Le majorité des électeurs, ceux qui n’ouvrent jamais un journal et ne s’informent que sur CNews, RMC et les réseaux sociaux, se préoccupent peu de comprendre pourquoi il est si difficile de trouver un gouvernement et une majorité. Les subtilités de la Constitution de 1958, de la culture politique française et des stratégies politiques et inimitiés personnelles des uns et des autres ne les intéressent pas. Ils refusent d’écouter ces leaders qui, plus d’un an après les législatives, en sont encore à nous expliquer, l’un après l’autre avec le même air habité, qu’ils sont tous les grands vainqueurs du scrutin et que seul leur programme doit s'appliquer.

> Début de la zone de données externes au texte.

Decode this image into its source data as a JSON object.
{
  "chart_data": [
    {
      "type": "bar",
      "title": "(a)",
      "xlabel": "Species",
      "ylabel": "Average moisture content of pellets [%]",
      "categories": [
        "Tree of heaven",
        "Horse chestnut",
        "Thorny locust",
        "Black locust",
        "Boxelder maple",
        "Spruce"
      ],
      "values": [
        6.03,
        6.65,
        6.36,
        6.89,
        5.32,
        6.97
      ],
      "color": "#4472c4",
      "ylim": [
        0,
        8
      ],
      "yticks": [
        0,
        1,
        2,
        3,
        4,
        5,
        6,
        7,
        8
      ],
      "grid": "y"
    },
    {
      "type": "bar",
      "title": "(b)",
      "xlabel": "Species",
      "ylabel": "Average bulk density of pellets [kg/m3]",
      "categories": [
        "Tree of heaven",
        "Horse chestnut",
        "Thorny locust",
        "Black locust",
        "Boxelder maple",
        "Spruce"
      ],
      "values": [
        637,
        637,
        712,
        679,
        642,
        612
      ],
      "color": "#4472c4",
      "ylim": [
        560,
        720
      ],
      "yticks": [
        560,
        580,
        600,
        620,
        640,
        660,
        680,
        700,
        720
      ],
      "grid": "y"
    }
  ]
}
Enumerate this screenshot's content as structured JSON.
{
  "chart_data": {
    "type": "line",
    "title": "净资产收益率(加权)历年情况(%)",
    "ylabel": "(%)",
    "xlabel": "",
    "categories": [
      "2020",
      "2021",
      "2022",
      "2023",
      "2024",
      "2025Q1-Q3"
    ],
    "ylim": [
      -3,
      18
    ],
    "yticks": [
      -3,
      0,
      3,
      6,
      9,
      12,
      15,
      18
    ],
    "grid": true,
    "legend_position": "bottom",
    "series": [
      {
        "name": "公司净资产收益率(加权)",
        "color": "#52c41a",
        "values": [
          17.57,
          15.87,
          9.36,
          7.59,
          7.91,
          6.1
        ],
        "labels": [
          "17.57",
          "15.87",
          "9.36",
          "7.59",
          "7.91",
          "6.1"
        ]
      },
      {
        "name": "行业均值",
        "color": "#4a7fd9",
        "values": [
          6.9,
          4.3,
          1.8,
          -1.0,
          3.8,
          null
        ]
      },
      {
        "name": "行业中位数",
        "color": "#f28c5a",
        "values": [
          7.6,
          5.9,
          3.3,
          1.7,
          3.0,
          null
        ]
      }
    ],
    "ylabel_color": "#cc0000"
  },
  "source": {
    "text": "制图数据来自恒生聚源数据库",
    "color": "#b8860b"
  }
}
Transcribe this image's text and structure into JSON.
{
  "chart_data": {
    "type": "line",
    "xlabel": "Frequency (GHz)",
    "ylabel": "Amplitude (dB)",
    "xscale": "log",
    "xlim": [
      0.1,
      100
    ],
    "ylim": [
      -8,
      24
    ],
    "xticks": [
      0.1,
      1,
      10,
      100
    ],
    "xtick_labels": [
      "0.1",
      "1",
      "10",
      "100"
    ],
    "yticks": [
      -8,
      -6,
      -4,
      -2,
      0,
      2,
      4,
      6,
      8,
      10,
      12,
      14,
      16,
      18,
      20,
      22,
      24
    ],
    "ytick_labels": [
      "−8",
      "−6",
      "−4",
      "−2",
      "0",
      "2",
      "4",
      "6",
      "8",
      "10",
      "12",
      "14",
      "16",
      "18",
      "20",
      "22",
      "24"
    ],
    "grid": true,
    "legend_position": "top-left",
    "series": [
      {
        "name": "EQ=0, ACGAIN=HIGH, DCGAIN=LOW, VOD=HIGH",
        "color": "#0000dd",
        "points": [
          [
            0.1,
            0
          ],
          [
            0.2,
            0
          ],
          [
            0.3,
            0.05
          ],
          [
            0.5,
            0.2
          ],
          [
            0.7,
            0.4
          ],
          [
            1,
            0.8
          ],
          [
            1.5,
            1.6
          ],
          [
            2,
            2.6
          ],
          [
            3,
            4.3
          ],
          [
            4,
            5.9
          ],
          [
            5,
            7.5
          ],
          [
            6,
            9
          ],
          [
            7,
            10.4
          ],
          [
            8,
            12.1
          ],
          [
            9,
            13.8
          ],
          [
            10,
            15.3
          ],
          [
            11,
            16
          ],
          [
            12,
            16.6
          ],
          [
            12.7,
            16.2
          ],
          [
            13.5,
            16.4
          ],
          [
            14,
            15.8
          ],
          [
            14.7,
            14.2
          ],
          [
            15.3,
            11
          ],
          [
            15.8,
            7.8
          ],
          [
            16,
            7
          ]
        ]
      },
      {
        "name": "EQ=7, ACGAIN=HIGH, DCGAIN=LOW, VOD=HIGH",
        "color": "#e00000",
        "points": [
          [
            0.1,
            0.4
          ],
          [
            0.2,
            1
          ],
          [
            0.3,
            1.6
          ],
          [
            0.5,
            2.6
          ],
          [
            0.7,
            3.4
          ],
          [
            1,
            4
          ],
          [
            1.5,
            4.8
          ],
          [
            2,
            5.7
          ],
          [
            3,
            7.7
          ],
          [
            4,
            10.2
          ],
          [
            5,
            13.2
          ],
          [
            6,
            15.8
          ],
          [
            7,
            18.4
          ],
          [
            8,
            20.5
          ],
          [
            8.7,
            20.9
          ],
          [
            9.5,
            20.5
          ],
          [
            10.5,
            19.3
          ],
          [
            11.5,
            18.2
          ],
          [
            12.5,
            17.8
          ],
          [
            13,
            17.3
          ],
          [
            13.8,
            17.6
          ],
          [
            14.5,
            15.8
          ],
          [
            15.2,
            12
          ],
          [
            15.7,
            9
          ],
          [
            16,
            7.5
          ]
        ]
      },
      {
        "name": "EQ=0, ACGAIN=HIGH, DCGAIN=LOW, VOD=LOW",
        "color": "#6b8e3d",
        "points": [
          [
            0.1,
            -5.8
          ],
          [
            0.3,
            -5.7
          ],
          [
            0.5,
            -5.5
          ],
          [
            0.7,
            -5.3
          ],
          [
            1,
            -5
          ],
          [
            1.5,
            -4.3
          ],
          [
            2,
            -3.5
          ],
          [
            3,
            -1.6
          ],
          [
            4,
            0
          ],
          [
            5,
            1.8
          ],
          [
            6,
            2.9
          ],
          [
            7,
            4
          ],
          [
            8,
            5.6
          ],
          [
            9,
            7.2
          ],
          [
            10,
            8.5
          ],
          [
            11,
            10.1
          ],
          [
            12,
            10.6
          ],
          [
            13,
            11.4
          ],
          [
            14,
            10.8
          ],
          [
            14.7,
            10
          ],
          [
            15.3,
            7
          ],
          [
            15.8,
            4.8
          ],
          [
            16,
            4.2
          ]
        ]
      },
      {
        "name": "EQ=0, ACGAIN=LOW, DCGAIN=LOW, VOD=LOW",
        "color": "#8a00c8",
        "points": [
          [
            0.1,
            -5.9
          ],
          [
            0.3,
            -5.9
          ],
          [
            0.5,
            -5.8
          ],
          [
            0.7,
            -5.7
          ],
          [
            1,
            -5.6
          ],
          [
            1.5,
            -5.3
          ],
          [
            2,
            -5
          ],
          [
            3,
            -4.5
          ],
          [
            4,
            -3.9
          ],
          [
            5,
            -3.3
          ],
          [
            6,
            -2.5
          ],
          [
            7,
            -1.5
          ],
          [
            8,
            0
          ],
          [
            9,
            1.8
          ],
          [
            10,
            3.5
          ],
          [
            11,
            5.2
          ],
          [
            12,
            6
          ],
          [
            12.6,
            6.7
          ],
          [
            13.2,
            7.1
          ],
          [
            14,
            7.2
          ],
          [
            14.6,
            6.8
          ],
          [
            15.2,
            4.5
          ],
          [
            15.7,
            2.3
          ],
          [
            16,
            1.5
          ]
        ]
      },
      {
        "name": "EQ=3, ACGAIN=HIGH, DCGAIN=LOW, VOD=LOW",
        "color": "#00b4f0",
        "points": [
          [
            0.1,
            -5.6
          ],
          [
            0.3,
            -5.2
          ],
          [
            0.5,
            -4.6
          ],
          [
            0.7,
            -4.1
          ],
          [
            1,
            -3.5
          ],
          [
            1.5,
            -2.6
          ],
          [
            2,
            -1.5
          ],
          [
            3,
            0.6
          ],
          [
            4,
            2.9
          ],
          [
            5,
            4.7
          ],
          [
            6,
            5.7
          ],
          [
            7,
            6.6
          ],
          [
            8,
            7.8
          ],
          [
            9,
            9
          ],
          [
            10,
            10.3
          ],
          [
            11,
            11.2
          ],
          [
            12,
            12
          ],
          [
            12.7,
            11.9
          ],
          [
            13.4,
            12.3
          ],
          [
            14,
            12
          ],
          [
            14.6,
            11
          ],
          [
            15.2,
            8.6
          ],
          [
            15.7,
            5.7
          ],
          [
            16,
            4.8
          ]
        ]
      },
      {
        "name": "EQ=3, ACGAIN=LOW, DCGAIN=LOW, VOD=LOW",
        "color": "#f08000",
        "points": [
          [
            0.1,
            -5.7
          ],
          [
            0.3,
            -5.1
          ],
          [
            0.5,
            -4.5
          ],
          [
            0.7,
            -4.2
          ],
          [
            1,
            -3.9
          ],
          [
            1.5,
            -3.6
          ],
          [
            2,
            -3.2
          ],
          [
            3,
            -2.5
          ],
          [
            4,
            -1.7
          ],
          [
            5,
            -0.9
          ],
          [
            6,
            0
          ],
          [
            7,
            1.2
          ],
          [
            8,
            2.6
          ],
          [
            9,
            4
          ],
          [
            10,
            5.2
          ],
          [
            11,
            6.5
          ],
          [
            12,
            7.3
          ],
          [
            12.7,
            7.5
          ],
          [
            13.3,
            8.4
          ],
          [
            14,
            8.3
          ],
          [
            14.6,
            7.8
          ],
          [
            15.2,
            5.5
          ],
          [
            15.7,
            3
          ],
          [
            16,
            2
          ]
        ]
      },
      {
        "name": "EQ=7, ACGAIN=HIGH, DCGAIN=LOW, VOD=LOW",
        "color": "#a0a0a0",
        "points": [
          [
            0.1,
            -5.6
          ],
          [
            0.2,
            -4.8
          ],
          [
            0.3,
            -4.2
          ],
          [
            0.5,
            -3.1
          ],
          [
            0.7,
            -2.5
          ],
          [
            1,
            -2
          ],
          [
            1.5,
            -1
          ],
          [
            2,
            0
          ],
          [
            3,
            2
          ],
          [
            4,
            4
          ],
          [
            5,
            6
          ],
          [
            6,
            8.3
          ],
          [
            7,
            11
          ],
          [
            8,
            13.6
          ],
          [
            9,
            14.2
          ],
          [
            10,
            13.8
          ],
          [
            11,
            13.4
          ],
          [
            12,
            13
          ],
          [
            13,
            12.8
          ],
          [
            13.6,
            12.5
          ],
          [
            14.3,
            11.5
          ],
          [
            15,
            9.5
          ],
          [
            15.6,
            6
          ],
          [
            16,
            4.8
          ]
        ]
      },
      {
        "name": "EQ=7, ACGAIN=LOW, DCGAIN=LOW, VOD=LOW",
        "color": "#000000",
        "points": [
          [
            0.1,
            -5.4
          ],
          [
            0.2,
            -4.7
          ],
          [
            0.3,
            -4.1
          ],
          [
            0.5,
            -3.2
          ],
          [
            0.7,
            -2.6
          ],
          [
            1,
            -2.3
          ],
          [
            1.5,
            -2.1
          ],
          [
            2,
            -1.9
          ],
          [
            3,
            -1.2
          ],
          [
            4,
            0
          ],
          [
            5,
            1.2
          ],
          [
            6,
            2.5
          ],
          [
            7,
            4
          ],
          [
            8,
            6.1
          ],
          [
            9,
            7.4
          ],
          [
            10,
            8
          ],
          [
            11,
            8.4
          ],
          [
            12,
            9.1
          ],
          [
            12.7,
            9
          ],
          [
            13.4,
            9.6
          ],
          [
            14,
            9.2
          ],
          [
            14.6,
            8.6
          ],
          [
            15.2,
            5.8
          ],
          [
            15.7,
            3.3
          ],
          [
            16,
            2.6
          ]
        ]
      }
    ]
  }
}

Ces citoyens ne retiennent qu’une chose de cette séquence pathétique : les partis traditionnels sont incapables de gouverner le pays, et il faut désormais s’en remettre à un leader fort, évidemment issu du RN. Il est clair qu’avec des Trump, Poutine et Orban, les controverses politiques et les pesanteurs du pluralisme ne constituent pas des problèmes durables. Si, à mon sens, ces électeurs se trompent quant au remède, leur irritation est légitime : l’attitude des principaux responsables politiques français, ces candidats putatifs aux présidentielles qui ont pris en otage les partis français depuis les années 1960, est indigne. Alors que le pays est au bord du chaos – politique, financier, économique et social – ils se focalisent sur leurs microscopiques calculs électoraux, leurs promesses intenables et leurs problèmes d'égo.
J’ai toujours considéré que la Cinquième République, qui fait de la conquête de l’Élysée la finalité de tout engagement, engendrait une classe politique nationale intrinsèquement toxique, car animée d’un délire bonapartiste, maoïste ou christique, sourde à l’intérêt général et incapable de douter de la justesse de ses idées et de son action. Nos institutions conduisent aussi à réduire au silence celles et ceux qui se soucient davantage du sort du pays que de leur destin personnel, et se rendent coupables de modération, de modestie et de prudence. La Cinquième République, c’est le régime où les Pierre Mendès-France et les Robert Boulin se font piétiner par les François Mitterrand et les Jacques Chirac. En politique – comme dans bien d'autres milieux – la prime va aux hypocrites, aux manipulateurs, aux tribuns, aux impitoyables. Seuls celles et ceux qui ont un égo hypertrophié peuvent croire en leur destin présidentiel et être mus par l’idée que la fin justifie toujours les moyens.
La crise actuelle le démontre plus qu’il n’est nécessaire. Mais on voit mal les principaux responsables politiques français, dont les nuits sont peuplées de fantasmes élyséens, scier la branche sur laquelle ils rêvent de pouvoir se jucher.